From art project to art programme
Bringing in Banksy… fun, spray paint and irreverence
Recently, Tyndall has begun to focus more on street art with the girls, and has introduced spray painting and stencilling. Apart from having so much fun with the spray paint that only some of it ends up on the walls, Tyndall wants the children to connect with the wider background of the genre, rooted in irreverence, regeneration, beautification and rebellion.
Akre prison is a symbol of historical repression and torture: a prison now filled with victims, who are trapped there simply because they can’t go home. “It reminds me of the Berlin Wall,” says Tyndall. “I want to give the children ways of punching through the walls of their prison and retaking some control over their lives.”
It is also a huge canvas with plenty of potential to create for dramatic images. With its cracked, decaying walls and dark history, Tyndall believes that Akre prison is perfect for street art, both politically and aesthetically. “I believe that this is one of the most special art spaces in the world,” she says.

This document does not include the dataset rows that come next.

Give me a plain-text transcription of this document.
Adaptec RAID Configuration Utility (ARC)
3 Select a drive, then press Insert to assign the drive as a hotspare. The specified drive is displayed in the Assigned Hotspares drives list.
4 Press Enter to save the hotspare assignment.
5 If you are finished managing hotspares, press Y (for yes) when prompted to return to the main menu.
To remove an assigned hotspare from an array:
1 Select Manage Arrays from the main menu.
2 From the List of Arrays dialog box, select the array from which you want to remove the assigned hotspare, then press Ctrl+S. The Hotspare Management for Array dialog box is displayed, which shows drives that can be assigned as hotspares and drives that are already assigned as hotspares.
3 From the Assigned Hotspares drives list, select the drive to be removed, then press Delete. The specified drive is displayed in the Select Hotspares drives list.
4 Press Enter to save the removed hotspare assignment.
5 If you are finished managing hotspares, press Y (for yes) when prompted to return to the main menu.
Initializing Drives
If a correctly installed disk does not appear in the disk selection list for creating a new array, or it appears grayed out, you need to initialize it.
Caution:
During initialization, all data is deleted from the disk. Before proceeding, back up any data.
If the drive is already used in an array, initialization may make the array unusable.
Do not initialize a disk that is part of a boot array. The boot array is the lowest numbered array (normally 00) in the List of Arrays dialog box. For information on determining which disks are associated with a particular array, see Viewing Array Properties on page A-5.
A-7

The endless battle for funding
I ask Tyndall what she would do if somebody gave her $10,000 to spend on the project. After a bit of incredulous laughter she begins to fire off her wish list.
“I could buy paint for a year. No, wait, three years… I could buy them so much paint. I want to give them a huge paint reserve, so that they can carry on if we have to leave.”
Then I asked what she would do with $500,000. This time she hit her stride. “I want to bring artists from the region and the world to work with the kids and employ more local artists to help them regularly. I want to spread the project to other camps. I want the children’s work and story to be featured in a gallery exhibition in the West. Hell, I want to take the children to be at their exhibition!”
Tyndall explains that the children very rarely leave the prison and that when they take them on occasional picnics in the surrounding area “they’re beside themselves, running around, jumping across streams and just playing like normal kids do. Can you imagine if I could take them to London? To see their own work on the wall and all these people looking at their work?”
Connecting the children with the world through art
“These children are a wasted generation if their talents and humanity aren’t nurtured. They have the passion and drive to fix their own country. They never talk about fighting; they want to be pharmacists, artists, lawyers, doctors, engineers. All they want to do is go home.”
When Tyndall asked Newruz what she would do to rebuild Syria, she replied that she would paint all the walls of Damascus.
This strategy of engagement has had some success. One student, Diana, drew a picture of a heart with a flame shooting out of it. It was so like the work of Spanish artist Ricardo Cavolo that Tyndall gave her more of his work to explore. Then she tweeted the results directly to Cavolo, who responded enthusiastically.
Tyndall’s hope is that she can persuade more artists around the world to engage with the children and perhaps even to visit and work with them in Akre. She also hopes that their art work will give them a voice in a world that otherwise ignores them.
For three hours a week Ola’s passion and talent soar, and through her art she speaks to her community and to the world. Perhaps it’s only through her painting that the world can start to see her not as a feral human, or vermin, but as a child.